Six Flags - Great American Scream Machine by Amy

Six Flags – Great American Scream Machine by Amy

As Christmas closes in on us, I’d like to wish you the merriest of holidays. May your days be filled with warmth, laughter and genuine camaraderie!!! As you look back at the roller coaster ride of 2014, look at the dips and know they were temporary. Look at the joys and know they were also fleeting. We’ll forever experience the ups and downs of change – inevitable as the seasons.

But, there are two things I’d like to share that have led me to loads more authentic happiness and life satisfaction. Try on the following two strategies for riding the waves and let me know what you think:

1.) Resist the inclination to label. When we were infants, labeling helped us learn the language. We had to put a name to everything so that we could have a tag to help file each thing in our world and also so we could communicate with the humans around us. But, then we learned to label things as good and bad. I like this. But, I don’t like that. It’s a part of developing that little ego – that me-ness. These likes and dislikes are me. They make me special and different from you. But, we truly don’t need any of that labeling to make us unique. We simply are special – all that and a bag of chips. And, that kind of labeling only leads to separateness and disappointment.

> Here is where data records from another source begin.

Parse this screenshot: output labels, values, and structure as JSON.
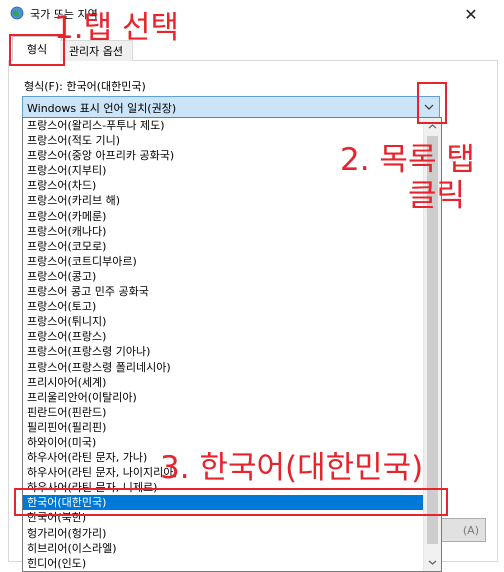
{
  "window": {
    "title": "국가 또는 지역",
    "close_glyph": "✕"
  },
  "tabs": [
    {
      "label": "형식",
      "active": true
    },
    {
      "label": "관리자 옵션",
      "active": false
    }
  ],
  "format_label": "형식(F): 한국어(대한민국)",
  "combo": {
    "value": "Windows 표시 언어 일치(권장)",
    "arrow_glyph": "⌄"
  },
  "list_items": [
    "프랑스어(왈리스-푸투나 제도)",
    "프랑스어(적도 기니)",
    "프랑스어(중앙 아프리카 공화국)",
    "프랑스어(지부티)",
    "프랑스어(차드)",
    "프랑스어(카리브 해)",
    "프랑스어(카메룬)",
    "프랑스어(캐나다)",
    "프랑스어(코모로)",
    "프랑스어(코트디부아르)",
    "프랑스어(콩고)",
    "프랑스어 콩고 민주 공화국",
    "프랑스어(토고)",
    "프랑스어(튀니지)",
    "프랑스어(프랑스)",
    "프랑스어(프랑스령 기아나)",
    "프랑스어(프랑스령 폴리네시아)",
    "프리시아어(세계)",
    "프리울리안어(이탈리아)",
    "핀란드어(핀란드)",
    "필리핀어(필리핀)",
    "하와이어(미국)",
    "하우사어(라틴 문자, 가나)",
    "하우사어(라틴 문자, 나이지리아)",
    "하우사어(라틴 문자, 니제르)",
    "한국어(대한민국)",
    "한국어(북한)",
    "헝가리어(헝가리)",
    "히브리어(이스라엘)",
    "힌디어(인도)"
  ],
  "selected_index": 25,
  "apply_button": {
    "label": "(A)"
  },
  "annotations": {
    "step1": "1.탭 선택",
    "step2_line1": "2. 목록 탭",
    "step2_line2": "클릭",
    "step3": "3. 한국어(대한민국)"
  },
  "colors": {
    "annotation_red": "#e8232b",
    "selection_blue": "#0078d7",
    "combo_bg": "#cce4f7"
  },
  "icons": {
    "app": "globe-icon",
    "close": "close-icon",
    "combo_arrow": "chevron-down-icon",
    "scroll_up": "scroll-up-arrow-icon",
    "scroll_down": "scroll-down-arrow-icon"
  }
}
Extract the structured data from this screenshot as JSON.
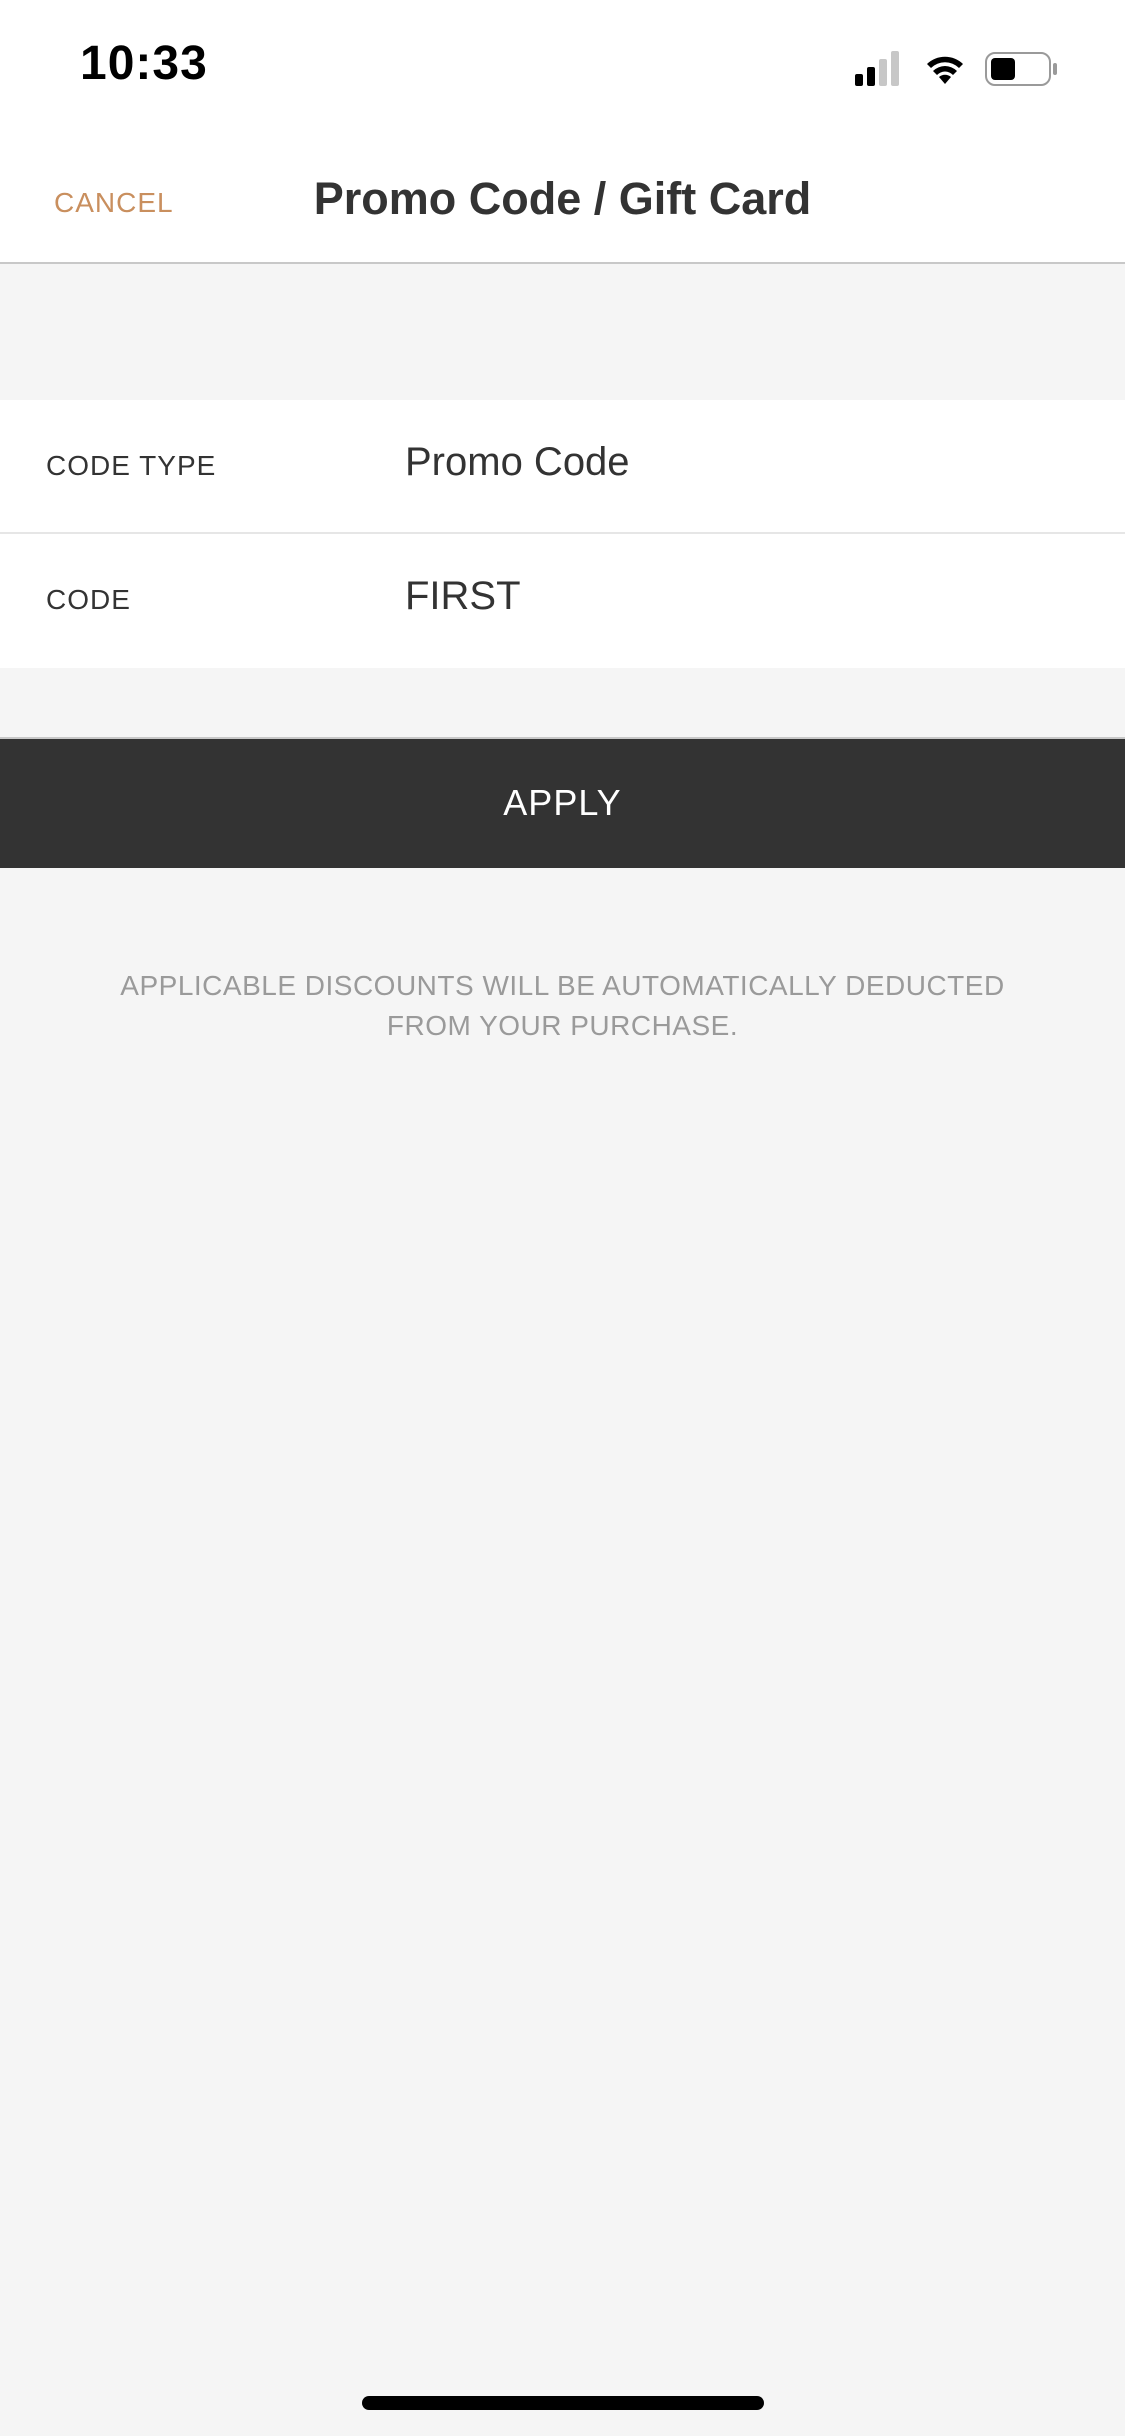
{
  "status_bar": {
    "time": "10:33",
    "icons": [
      "signal-icon",
      "wifi-icon",
      "battery-icon"
    ]
  },
  "nav": {
    "cancel_label": "CANCEL",
    "title": "Promo Code / Gift Card"
  },
  "form": {
    "rows": [
      {
        "label": "CODE TYPE",
        "value": "Promo Code"
      },
      {
        "label": "CODE",
        "value": "FIRST"
      }
    ]
  },
  "apply_label": "APPLY",
  "note": "APPLICABLE DISCOUNTS WILL BE AUTOMATICALLY DEDUCTED FROM YOUR PURCHASE.",
  "colors": {
    "accent": "#c98f5e",
    "button_bg": "#333333",
    "background": "#f5f5f5"
  }
}
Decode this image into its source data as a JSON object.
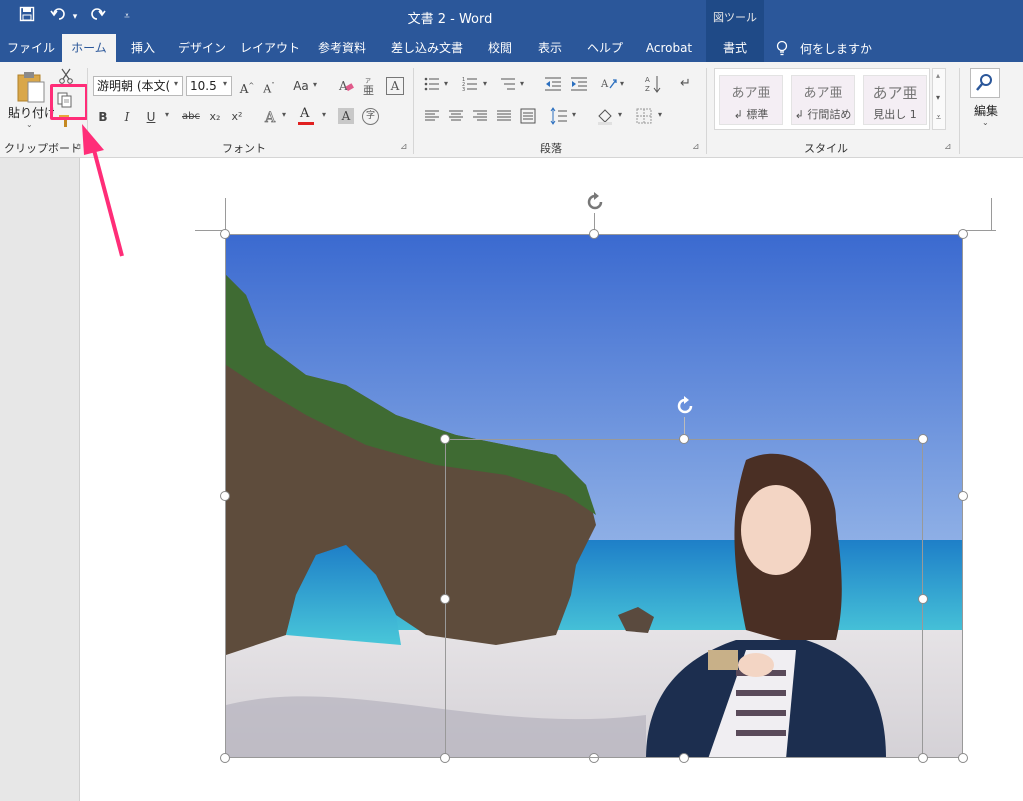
{
  "window": {
    "title": "文書 2  -  Word",
    "context_tool_label": "図ツール"
  },
  "tabs": [
    {
      "label": "ファイル",
      "active": false
    },
    {
      "label": "ホーム",
      "active": true
    },
    {
      "label": "挿入",
      "active": false
    },
    {
      "label": "デザイン",
      "active": false
    },
    {
      "label": "レイアウト",
      "active": false
    },
    {
      "label": "参考資料",
      "active": false
    },
    {
      "label": "差し込み文書",
      "active": false
    },
    {
      "label": "校閲",
      "active": false
    },
    {
      "label": "表示",
      "active": false
    },
    {
      "label": "ヘルプ",
      "active": false
    },
    {
      "label": "Acrobat",
      "active": false
    },
    {
      "label": "書式",
      "active": false
    }
  ],
  "tell_me": {
    "label": "何をしますか"
  },
  "clipboard": {
    "group_label": "クリップボード",
    "paste_label": "貼り付け"
  },
  "font": {
    "group_label": "フォント",
    "font_name": "游明朝 (本文(",
    "font_size": "10.5",
    "case_label": "Aa",
    "bold": "B",
    "italic": "I",
    "underline": "U",
    "strike": "abc",
    "subscript": "x₂",
    "superscript": "x²",
    "font_color_letter": "A"
  },
  "paragraph": {
    "group_label": "段落"
  },
  "styles": {
    "group_label": "スタイル",
    "items": [
      {
        "preview": "あア亜",
        "name": "↲ 標準"
      },
      {
        "preview": "あア亜",
        "name": "↲ 行間詰め"
      },
      {
        "preview": "あア亜",
        "name": "見出し 1"
      }
    ]
  },
  "editing": {
    "label": "編集"
  },
  "colors": {
    "ribbon_blue": "#2b579a",
    "annotation_pink": "#ff2d78",
    "font_red": "#e02020"
  }
}
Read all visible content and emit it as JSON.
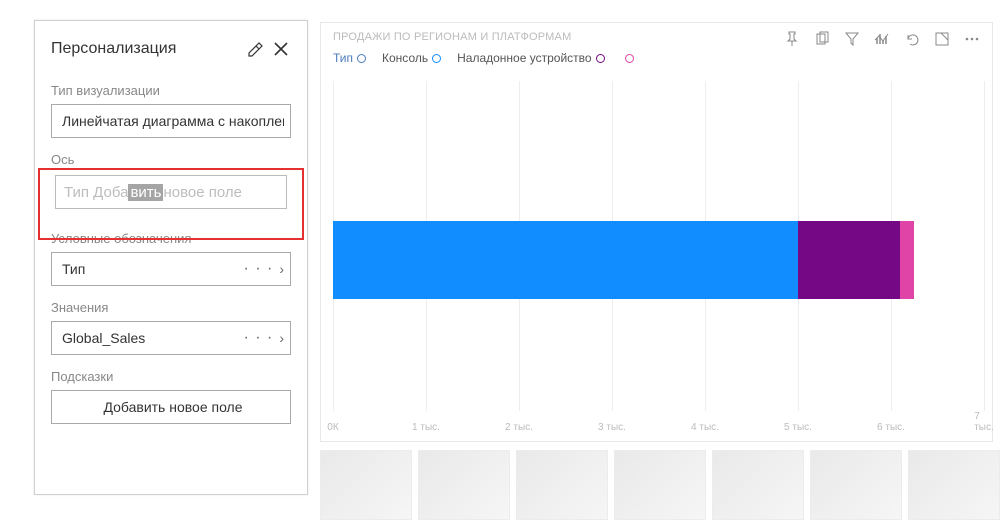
{
  "panel": {
    "title": "Персонализация",
    "viz_label": "Тип визуализации",
    "viz_value": "Линейчатая диаграмма с накоплением",
    "axis_label": "Ось",
    "axis_prefix": "Тип Доба",
    "axis_hl": "вить",
    "axis_suffix": " новое поле",
    "legend_label": "Условные обозначения",
    "legend_value": "Тип",
    "values_label": "Значения",
    "values_value": "Global_Sales",
    "hints_label": "Подсказки",
    "hints_value": "Добавить новое поле",
    "dots": "· · ·",
    "chev": "›"
  },
  "chart_title": "ПРОДАЖИ ПО РЕГИОНАМ И ПЛАТФОРМАМ",
  "legend_title": "Тип",
  "legend_items": [
    "Консоль",
    "Наладонное устройство",
    ""
  ],
  "xticks": [
    "0К",
    "1 тыс.",
    "2 тыс.",
    "3 тыс.",
    "4 тыс.",
    "5 тыс.",
    "6 тыс.",
    "7 тыс."
  ],
  "chart_data": {
    "type": "bar",
    "stacked": true,
    "orientation": "horizontal",
    "xlabel": "",
    "ylabel": "",
    "xlim": [
      0,
      7000
    ],
    "categories": [
      ""
    ],
    "series": [
      {
        "name": "Консоль",
        "values": [
          5000
        ],
        "color": "#118DFF"
      },
      {
        "name": "Наладонное устройство",
        "values": [
          1100
        ],
        "color": "#750985"
      },
      {
        "name": "",
        "values": [
          150
        ],
        "color": "#E044A7"
      }
    ],
    "title": "ПРОДАЖИ ПО РЕГИОНАМ И ПЛАТФОРМАМ"
  }
}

We don’t need labels to define our experiences. Labeling gets out of hand for all of us. As, we begin to let little let-downs determine our moods, dictate our days and run our world. What if we stop labeling our experiences as good or bad? How do we really know if an experience is bad? We don’t know the end picture – what God holds for us in escrow. We don’t know what a supposed ‘set back’ will really lead us to. So how can we really label it as good or bad? So, the first step to loads of happiness is to withhold labeling experiences as good or bad.

2.) Ride the crest of the waves with gratitude.  The second step is to develop a real appreciation for the moments that feel good. Ride the wave like a surfer on a perfect sunny California day. Draw them out by being fully present for them, bask in them, smile, breathe them in and out. Think of how dogs are fully in the moment of play. And, develop a knowing, a faith, in the continuance of these moments. There will be more moments like this and better, always. Developing this knowing and ability to surf the waves of goodness trains your mind to look for more of the same.

So, for me, I’ve found if I wait out any uncomfortable moment (resisting any inclination to label it as bad, awful, etc.) and draw out any that feel good by being fully present with gratitude, I experience much more authentic happiness in the practice of these two things. Now, I don’t always practice what I preach. But, when I do, I’m always much better off, a much happier Sandy. The key to this strategy is to just withhold judgment on the experience and always hold an openness and appreciation for that next  ‘Wheeee this is fun’ part of the ride.

Blessings and may you cherish many wave crests and a better and better life!